Floaters are offshore wind turbines that are anchored by mooring lines. They can be installed in much deeper water than current offshore wind turbines, which have fixed foundations located less than 160 feet of water. If water is deeper than that, the cost of fixed turbines becomes prohibitive. Also, the cost of installing floaters may become cheaper than for fixed. Plus, there are far more locations near urban centers for floaters. So, looks like floaters is the way to go.
Floaters can be manufactured in ports or on major rivers, then towed to sea completely assembled, then tethered to the ocean floor. This is not new technology, floating offshore oil rigs have been in operation for years, sometimes in very deep water.
Maine is a leader in floaters
Maine is a leader in this. The heating oil spike in 2009 triggered creation of a pilot floater. It worked fine, however the project went dormant until now.

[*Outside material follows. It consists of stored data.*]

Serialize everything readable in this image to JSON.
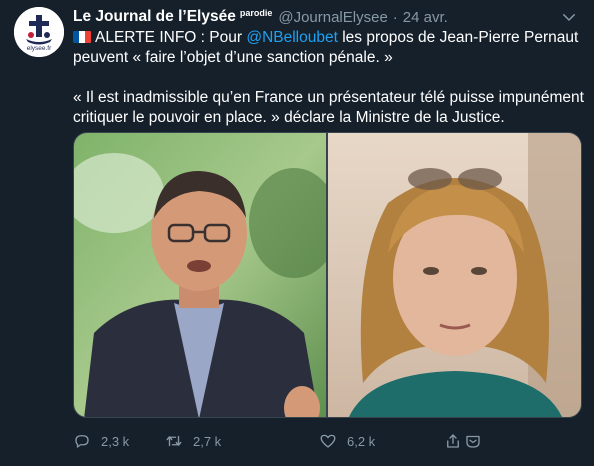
{
  "tweet": {
    "author": {
      "display_name": "Le Journal de l’Elysée",
      "parody_badge": "parodie",
      "handle": "@JournalElysee",
      "avatar_caption": "elysee.fr"
    },
    "separator": "·",
    "date": "24 avr.",
    "text": {
      "line1_flag": "france-flag-icon",
      "line1_prefix": "ALERTE INFO : Pour ",
      "line1_mention": "@NBelloubet",
      "line1_suffix": " les propos de Jean-Pierre Pernaut peuvent « faire l’objet d’une sanction pénale. »",
      "line2": "« Il est inadmissible qu’en France un présentateur télé puisse impunément critiquer le pouvoir en place. » déclare la Ministre de la Justice."
    },
    "media": [
      {
        "kind": "photo",
        "subject": "man-in-suit-photo"
      },
      {
        "kind": "photo",
        "subject": "woman-with-glasses-photo"
      }
    ],
    "actions": {
      "replies": "2,3 k",
      "retweets": "2,7 k",
      "likes": "6,2 k"
    }
  },
  "colors": {
    "background": "#15202b",
    "text": "#ffffff",
    "muted": "#8899a6",
    "link": "#1da1f2",
    "border": "#38444d"
  },
  "icons": [
    "chevron-down-icon",
    "reply-icon",
    "retweet-icon",
    "like-icon",
    "share-icon",
    "france-flag-icon"
  ]
}
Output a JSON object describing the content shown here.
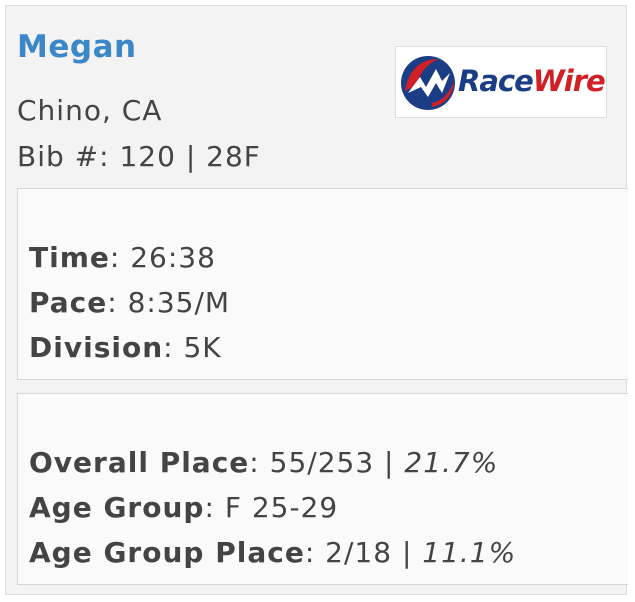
{
  "athlete": {
    "name": "Megan",
    "location": "Chino, CA",
    "bib_label": "Bib #:",
    "bib_value": "120 | 28F"
  },
  "logo": {
    "text_race": "Race",
    "text_wire": "Wire",
    "colors": {
      "blue": "#1b3d85",
      "red": "#d11f26"
    }
  },
  "result": {
    "time_label": "Time",
    "time_value": "26:38",
    "pace_label": "Pace",
    "pace_value": "8:35/M",
    "division_label": "Division",
    "division_value": "5K"
  },
  "placement": {
    "overall_label": "Overall Place",
    "overall_value": "55/253",
    "overall_sep": " | ",
    "overall_pct": "21.7%",
    "age_group_label": "Age Group",
    "age_group_value": "F 25-29",
    "ag_place_label": "Age Group Place",
    "ag_place_value": "2/18",
    "ag_place_sep": " | ",
    "ag_place_pct": "11.1%"
  },
  "colors": {
    "name": "#3b87c7",
    "text": "#444444",
    "card_bg": "#f3f3f3",
    "panel_bg": "#fafafa"
  }
}
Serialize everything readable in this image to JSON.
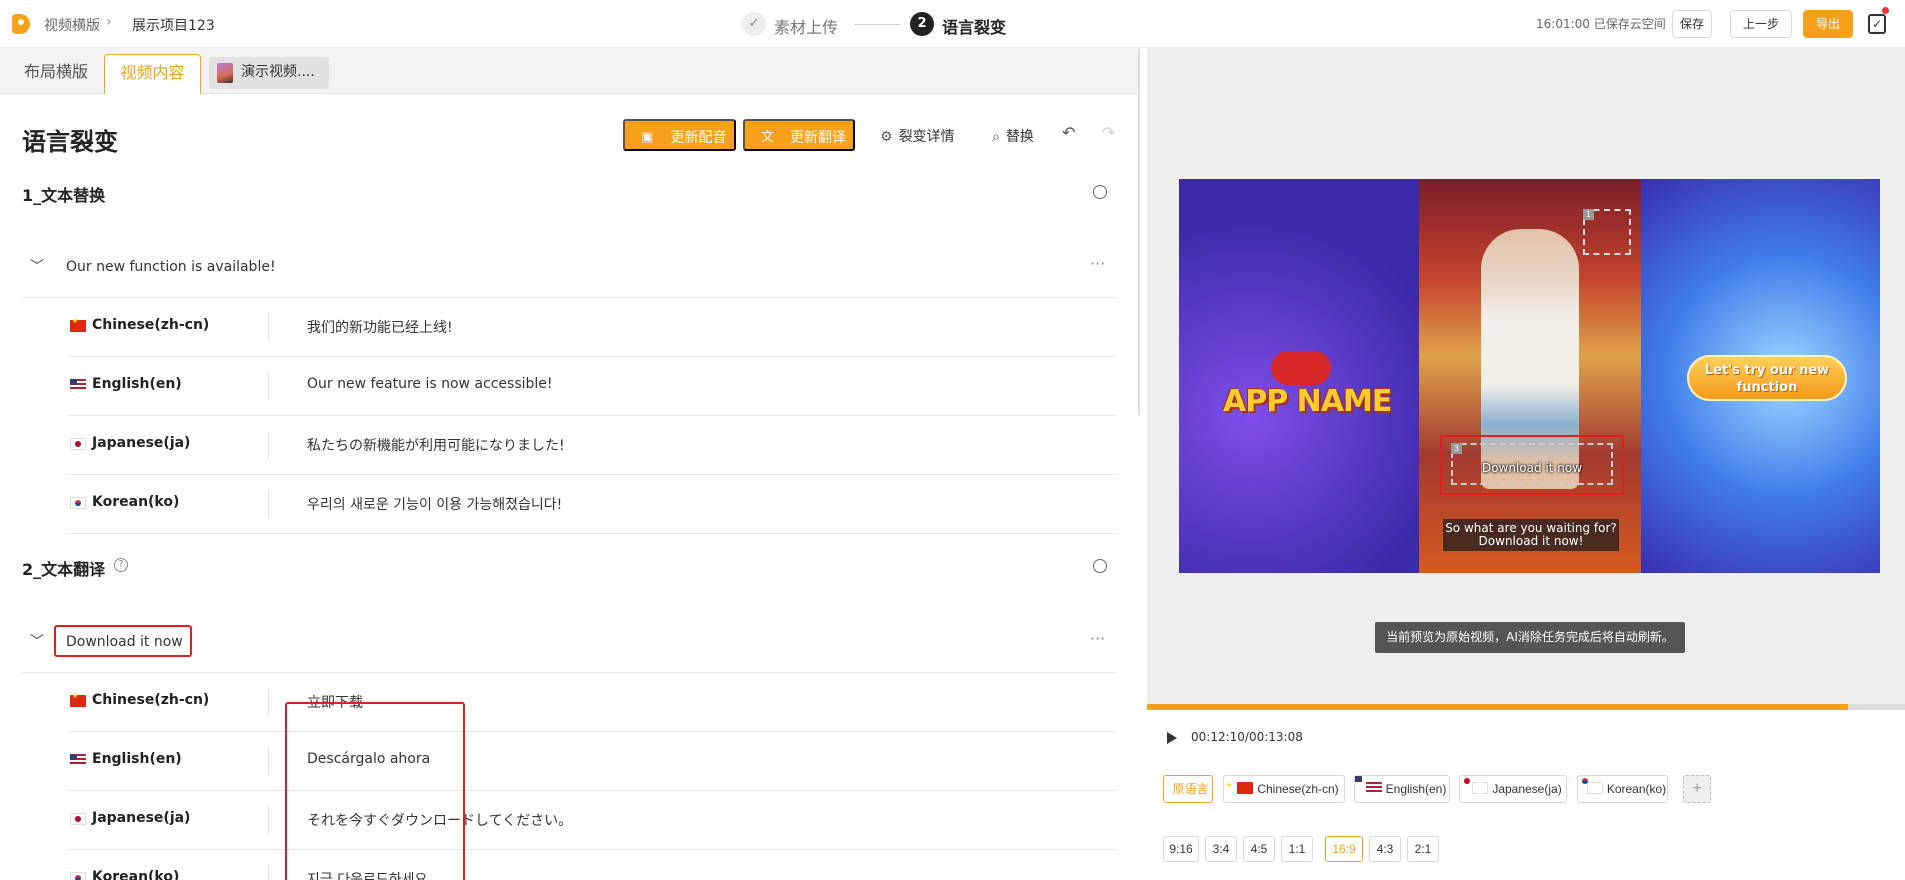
{
  "topbar": {
    "breadcrumb_root": "视频横版",
    "breadcrumb_sep": "›",
    "breadcrumb_project": "展示项目123",
    "step1_icon": "✓",
    "step1_label": "素材上传",
    "step2_number": "2",
    "step2_label": "语言裂变",
    "save_status": "16:01:00 已保存云空间",
    "save_label": "保存",
    "prev_label": "上一步",
    "export_label": "导出",
    "accent_color": "#f7a11a"
  },
  "tabs": {
    "layout": "布局横版",
    "content": "视频内容",
    "demo": "演示视频...."
  },
  "editor": {
    "title": "语言裂变",
    "update_dub": "更新配音",
    "update_translate": "更新翻译",
    "details": "裂变详情",
    "replace": "替换",
    "undo_icon": "↶",
    "redo_icon": "↷"
  },
  "groups": [
    {
      "title": "1_文本替换",
      "source": "Our new function is available!",
      "rows": [
        {
          "lang": "Chinese(zh-cn)",
          "flag": "cn",
          "text": "我们的新功能已经上线!"
        },
        {
          "lang": "English(en)",
          "flag": "us",
          "text": "Our new feature is now accessible!"
        },
        {
          "lang": "Japanese(ja)",
          "flag": "jp",
          "text": "私たちの新機能が利用可能になりました!"
        },
        {
          "lang": "Korean(ko)",
          "flag": "kr",
          "text": "우리의 새로운 기능이 이용 가능해졌습니다!"
        }
      ]
    },
    {
      "title": "2_文本翻译",
      "help_icon": "?",
      "source": "Download it now",
      "rows": [
        {
          "lang": "Chinese(zh-cn)",
          "flag": "cn",
          "text": "立即下载"
        },
        {
          "lang": "English(en)",
          "flag": "us",
          "text": "Descárgalo ahora"
        },
        {
          "lang": "Japanese(ja)",
          "flag": "jp",
          "text": "それを今すぐダウンロードしてください。"
        },
        {
          "lang": "Korean(ko)",
          "flag": "kr",
          "text": "지금 다운로드하세요"
        }
      ]
    }
  ],
  "preview": {
    "app_name": "APP NAME",
    "cta": "Let's try our new function",
    "download_text": "Download it now",
    "subtitle": "So what are you waiting for? Download it now!",
    "box1_num": "1",
    "box3_num": "3",
    "toast": "当前预览为原始视频，AI消除任务完成后将自动刷新。",
    "time": "00:12:10/00:13:08",
    "progress": 0.925
  },
  "languages": {
    "original": "原语言",
    "chips": [
      {
        "label": "Chinese(zh-cn)",
        "flag": "cn"
      },
      {
        "label": "English(en)",
        "flag": "us"
      },
      {
        "label": "Japanese(ja)",
        "flag": "jp"
      },
      {
        "label": "Korean(ko)",
        "flag": "kr"
      }
    ],
    "add": "+"
  },
  "ratios": [
    "9:16",
    "3:4",
    "4:5",
    "1:1",
    "16:9",
    "4:3",
    "2:1"
  ],
  "active_ratio": "16:9"
}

Backed by Maine’s Legislature with one vote short of a unanimous approval and financial help from the U.S. Department of Energy, the team erected a model wind turbine, one-eighth the size of a conventional turbine, and put it on a float. Then the team had a tugboat tow it out to an offshore site.
It was small but strong enough to stand up to powerful winds and crashing waves, and made history in 2013 as the first floatable wind turbine to feed electricity into the U.S. power grid.
On paper that looked impressive because Maine’s offshore wind-making potential is 36 times greater than the state’s total electricity demand. In the following years, not much happened, but recently two serious industry players joined Maine in a $100 million partnership to build a full-size floating turbine near the site
Floaters in California
Castle Wind is hoping to build a 1 GW floating wind farm in Morro Bay in California.
Castle Wind Offshore (CWO) will consist of approximately 100 floating offshore wind systems (FOWS) that will harvest the vast offshore wind resources for the benefit of the California electric consumers. Each FOWS will consist of a commercially available floating support structure and a large offshore wind turbine generator (OWTG) with a nameplate capacity greater than 8MW. Each FOWS is moored to the ocean floor using conventional properly sized, vertical load, drag imbedded, or torpedo anchors, a technology that requires no piling and is well suited for deep and variable seabed conditions. The installation is completely reversible, i.e., no permanent infrastructure is left on the sea bed upon decommissioning and performed with minimal acoustic disturbances. Individual FOWS are electrically interconnected with inter-array cables to form an offshore wind farm.